阿婆告诉我,,她外家在下渡,,那里的站衔才叫多。。。。。。“下渡有‘三多’:站衔多、泊船的缆桩多、蛎饼摊多。。。。。。一条尾巴巷走究竟,,数出十一处可以坐下去的地方,,每处都有个牢靠的人守着。。。。。。守着不是坐牢,,是等一个姓的亲戚途经,,帮人捎句话。。。。。。”她说着在塑料袋里翻出一条银灰色的咸鱼,,对着光看了看鱼眼的透明度,,又塞回去。。。。。。雨停了,,她没急着走,,依旧站着,,看檐角滴水在石板炸开一朵朵细小的泥花。。。。。。
那只土狗在站衔边沿爬下,,鼻子朝着还没全干的街面,,有人推着自行车从积水上碾过,,反照的白云被搅成一团,,像做坏的豆浆花。。。。。。我蹲在干果摊的麻袋堆旁把鞋带重新系紧,,余光扫到门洞内侧的墙上,,有人用圆珠笔写了一行褪色的字:“顺昌站衔等阿亮,,七月十九,,没比及。。。。。。”字下面画了一条小渔船,,船尾翘起,,像是刚要靠岸又掉头走了。。。。。。

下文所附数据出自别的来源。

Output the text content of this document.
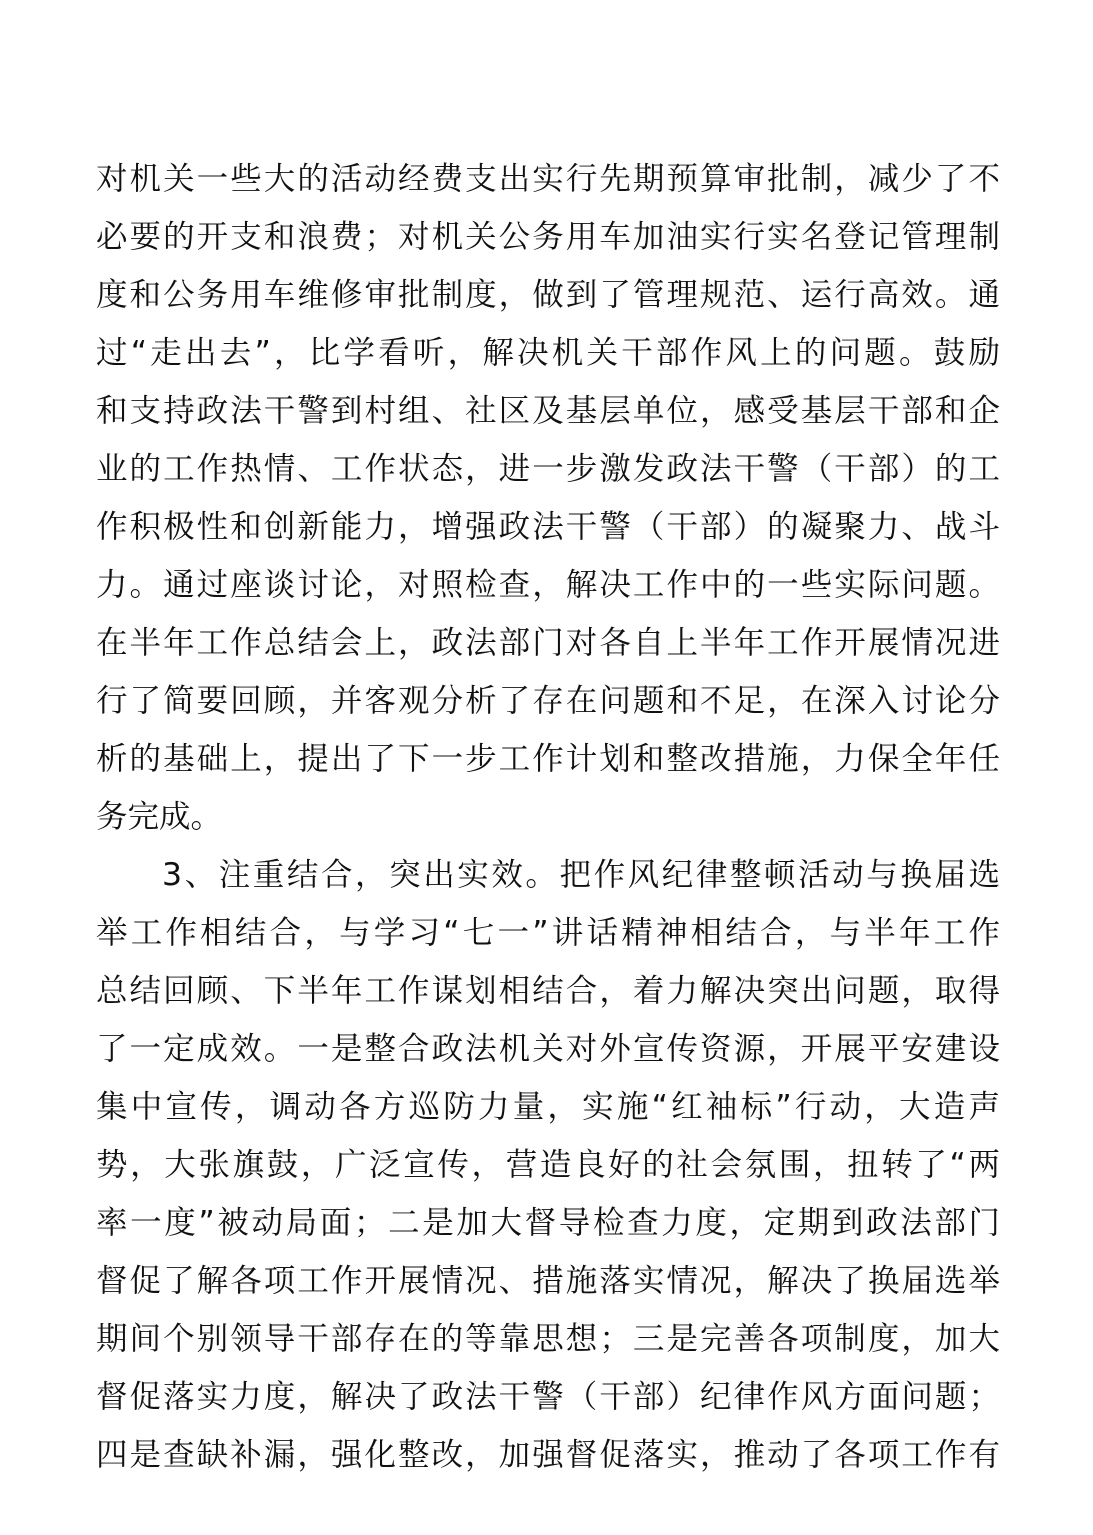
对机关一些大的活动经费支出实行先期预算审批制，减少了不
必要的开支和浪费；对机关公务用车加油实行实名登记管理制
度和公务用车维修审批制度，做到了管理规范、运行高效。通
过“走出去”，比学看听，解决机关干部作风上的问题。鼓励
和支持政法干警到村组、社区及基层单位，感受基层干部和企
业的工作热情、工作状态，进一步激发政法干警（干部）的工
作积极性和创新能力，增强政法干警（干部）的凝聚力、战斗
力。通过座谈讨论，对照检查，解决工作中的一些实际问题。
在半年工作总结会上，政法部门对各自上半年工作开展情况进
行了简要回顾，并客观分析了存在问题和不足，在深入讨论分
析的基础上，提出了下一步工作计划和整改措施，力保全年任
务完成。
3、注重结合，突出实效。把作风纪律整顿活动与换届选
举工作相结合，与学习“七一”讲话精神相结合，与半年工作
总结回顾、下半年工作谋划相结合，着力解决突出问题，取得
了一定成效。一是整合政法机关对外宣传资源，开展平安建设
集中宣传，调动各方巡防力量，实施“红袖标”行动，大造声
势，大张旗鼓，广泛宣传，营造良好的社会氛围，扭转了“两
率一度”被动局面；二是加大督导检查力度，定期到政法部门
督促了解各项工作开展情况、措施落实情况，解决了换届选举
期间个别领导干部存在的等靠思想；三是完善各项制度，加大
督促落实力度，解决了政法干警（干部）纪律作风方面问题；
四是查缺补漏，强化整改，加强督促落实，推动了各项工作有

我走出骑楼,,转头再看那里,,门洞口的站衔重新空了出来,,三滴檐水落下来,,石板上响起轻得只能自己闻声的回声。。。。。。明天这个时间,,卖花生汤的锅还会泛起在隆平路口,,修鞋的阿康或许仍会把锥子插在桌角滴水处。。。。。。而那道墙上的圆珠笔字,,会继续晒几个月太阳,,直到哪年的梅雨把它彻底洗成一块青灰色的疤。。。。。。够不敷多,,站衔自己说了算。。。。。。